Network researchers explain this paradoxical effect as a result of the very topology of networks, that is, how they are connected and structured. This is why the phenomenon has been found both in social networks of real life and in virtual ones. In MIT Technology Review it is explained as follows:
- The paradox arises because the number of friends that people have is distributed according to a law of power rather than a normal linear relationship. That is to say, that most people have few friends, while a smaller number of people have many friends.
- It is this small second group that produces the paradox. For starters, those who have many friends are more likely to be among your friends. And when this is the case, they make it significantly increase the average number of friends of your friends. That’s why, on average, your friends have more friends than you.
Apparently, Nobody Escapes
In more recent studies on the paradox of friendship it has been found that it is very likely that other characteristics such as the wealth and happiness of our friends have the same distribution as that of their friends, that is, although these factors are more complex than measure and quantify, it has been discovered that they share the same topology of the network and therefore, it can be said that your friends – in addition to having more friends than you on average – not satisfied with that, are happier and richer.
This phenomenon is called the “generalized friendship paradox” (GFP, General Friendship Paradox ), and refers to the fact that several personal factors are connected in the same way as the nodes of the network and, therefore, will present the same paradoxical nature.
For example: in one of the studies, academic networks of scientists and their coauthors of articles were analyzed; In short, it was concluded that the coauthors of a scientist will always have more co-authors, publications and will be more cited than him. Yes, again the “devastating” effect of GFP.
And what is the use of all this besides showing us -and following in exaggeration- our sad reality?
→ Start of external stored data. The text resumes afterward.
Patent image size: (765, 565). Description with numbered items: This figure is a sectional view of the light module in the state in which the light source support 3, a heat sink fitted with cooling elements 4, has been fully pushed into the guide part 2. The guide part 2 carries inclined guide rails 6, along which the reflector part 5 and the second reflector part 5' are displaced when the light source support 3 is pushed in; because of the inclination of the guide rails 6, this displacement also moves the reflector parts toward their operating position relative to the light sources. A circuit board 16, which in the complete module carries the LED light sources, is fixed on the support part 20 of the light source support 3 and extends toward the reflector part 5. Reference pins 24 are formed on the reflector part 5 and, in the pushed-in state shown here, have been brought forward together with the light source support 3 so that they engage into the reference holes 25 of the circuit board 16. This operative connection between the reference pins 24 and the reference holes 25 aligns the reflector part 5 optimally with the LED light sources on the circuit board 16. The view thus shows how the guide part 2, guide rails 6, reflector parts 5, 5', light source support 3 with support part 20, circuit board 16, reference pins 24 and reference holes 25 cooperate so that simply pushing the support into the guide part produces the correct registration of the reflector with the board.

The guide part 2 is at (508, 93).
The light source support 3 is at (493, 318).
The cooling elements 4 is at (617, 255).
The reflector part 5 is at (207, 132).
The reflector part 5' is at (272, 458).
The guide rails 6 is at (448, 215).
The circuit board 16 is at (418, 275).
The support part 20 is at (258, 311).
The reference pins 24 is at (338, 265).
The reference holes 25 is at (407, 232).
The discovery of the paradox of friendship and the study of how it works has several applications, one of which is to understand the nature of the networks for marketing purposes, but also to predict and slow down the epidemiological outbreaks that are so worrying to scientists. at present.
So, the next time you review your social networks remember this paradox; but also that the effects of these platforms are not general welfare and that the aspirational happiness that is so promoted in the networks is nothing more than a consumer product.